Quilts are among the most comforting of household items, especially in the winter months, when the urge to stay in bed for a few extra moments is the most powerful. They are a traditional baby gift providing warmth and security early on. But quilts never seem to lose the feeling of home. Well into adulthood, they retain their nurturing qualities as easily as they do body heat.
The Triangle is home to hundreds of quilters, professional and amateur, who work in a variety of traditions--from hand-pieced, hand-quilted works to elaborately painted art quilts. The two largest area guilds, Raleigh's Capital Quilters and the Durham/Orange County Quilters' Guild, boast a combined membership of more than 450 people, who range in age from 12 to 80 and who work in every style and milieu. A tradition of these guilds--in addition to monthly meetings, workshops and occasional exhibitions--is donating small quilts to area hospitals and nonprofits for children who most need an extra boost to their feelings of security.

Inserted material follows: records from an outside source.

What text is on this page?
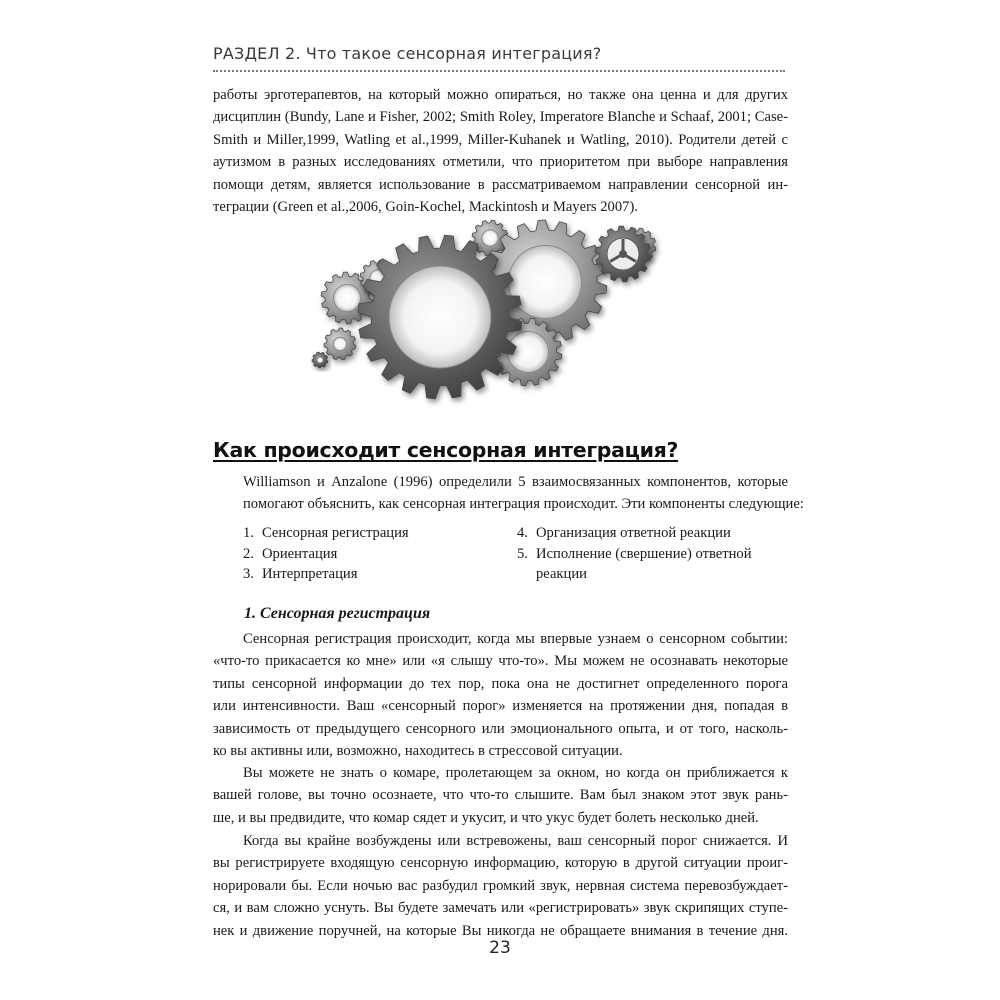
РАЗДЕЛ 2. Что такое сенсорная интеграция?
работы эрготерапевтов, на который можно опираться, но также она ценна и для других
дисциплин (Bundy, Lane и Fisher, 2002; Smith Roley, Imperatore Blanche и Schaaf, 2001; Case-
Smith и Miller,1999, Watling et al.,1999, Miller-Kuhanek и Watling, 2010). Родители детей с
аутизмом в разных исследованиях отметили, что приоритетом при выборе направления
помощи детям, является использование в рассматриваемом направлении сенсорной ин-
теграции (Green et al.,2006, Goin-Kochel, Mackintosh и Mayers 2007).
Как происходит сенсорная интеграция?
Williamson и Anzalone (1996) определили 5 взаимосвязанных компонентов, которые
помогают объяснить, как сенсорная интеграция происходит. Эти компоненты следующие:
1. Сенсорная регистрация
2. Ориентация
3. Интерпретация
4. Организация ответной реакции
5. Исполнение (свершение) ответной
реакции
1. Сенсорная регистрация
Сенсорная регистрация происходит, когда мы впервые узнаем о сенсорном событии:
«что-то прикасается ко мне» или «я слышу что-то». Мы можем не осознавать некоторые
типы сенсорной информации до тех пор, пока она не достигнет определенного порога
или интенсивности. Ваш «сенсорный порог» изменяется на протяжении дня, попадая в
зависимость от предыдущего сенсорного или эмоционального опыта, и от того, насколь-
ко вы активны или, возможно, находитесь в стрессовой ситуации.
Вы можете не знать о комаре, пролетающем за окном, но когда он приближается к
вашей голове, вы точно осознаете, что что-то слышите. Вам был знаком этот звук рань-
ше, и вы предвидите, что комар сядет и укусит, и что укус будет болеть несколько дней.
Когда вы крайне возбуждены или встревожены, ваш сенсорный порог снижается. И
вы регистрируете входящую сенсорную информацию, которую в другой ситуации проиг-
норировали бы. Если ночью вас разбудил громкий звук, нервная система перевозбуждает-
ся, и вам сложно уснуть. Вы будете замечать или «регистрировать» звук скрипящих ступе-
нек и движение поручней, на которые Вы никогда не обращаете внимания в течение дня.
23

For the last several years, members of both guilds have taken on the task of donating baby quilts to newborns in the neonatal intensive care units of several hospitals, including UNC, Wake Medical Center and Rex Hospital. Infants brought into intensive care are more than likely born pre-term and face a host of medical challenges. The UNC Hospitals unit, which admits more than 800 newborns per year, gives quilts to each newly admitted infant. "We try to welcome them into the unit with a quilt that they can have during their stay and then take home with them," says Vicki Childers, a nurse education clinician at UNC and member of the Durham/Orange Quilters' Guild who manages the donations. She sees first-hand the impression that the quilts make on the families that find themselves at the hospital. "It is an extremely stressful time for parents and for newborns. The quilts have a huge impact psychologically," says Childers.
Average stays last between 11 and 13 days in the unit, which may treat up to 48 newborns at any given time. Because many of the infants are born pre-term, some as early as 24 weeks, their environment is an important aspect of the treatment they receive. Nurses and staff attempt to recreate conditions in the womb by making things as quiet and dimly lit as possible, using the quilts to cover infant isolettes, providing a dark environment for light-sensitive newborns, and using quilts as blankets for infants born full-term. Though the quilts are a benefit to the babies, the psychological effects may be most significant for parents. Childers says that they are successful in easing stress, by creating the feeling of a home away from home for newborns who literally need to hibernate. "The quilts do help from a developmental standpoint, a warm and cozy standpoint and a welcoming standpoint," says Childers.
Julie Foley, a quilter who formerly coordinated the Raleigh group's donations, began volunteering at UNC after experiencing the neonatal unit first hand, as a parent. She gave birth 10 weeks early to a 1 pound, 3 ounce daughter, who spent three-and-a-half months there. Foley says that the brightly colored quilts have a psychological effect that is a huge lift to parents of sick newborns. "They help brighten the place up, and they mean different things to each family. They are also meaningful to the families of newborns that don't survive. The quilt is something that they can take away with them," Foley says.
For area quilters, donating quilts is one more opportunity to practice and share their craft. Both Hope Brown, president of the Durham/Orange County Quilters' Guild, and Missy Mangum, president of the Capital Quilters, say that outreach is a rewarding part of their mission. Last year the Capital Quilters' Guild gave more than 240 quilts of varying sizes and patterns to local groups. Because of the small size of the neonatal quilts they are more quickly pieced together, allowing members to produce more of them. Peggy Littrell, the current coordinator for the Raleigh group, says that sizes range from 18 by 24 inches, what is known as a "fat quarter" in quilting circles, to 36 by 45 inches--still quite a bit smaller than the average crib size quilt, which runs about 45 by 60 inches.
For Triangle quilters, the quilts-for-kids program is a labor of love, giving more reasons to get together and express their craft. It seems that the process offers as much comfort as the product. And as for the product, Littrell puts it simply: "Sometimes it's just nice to have something to wrap up in."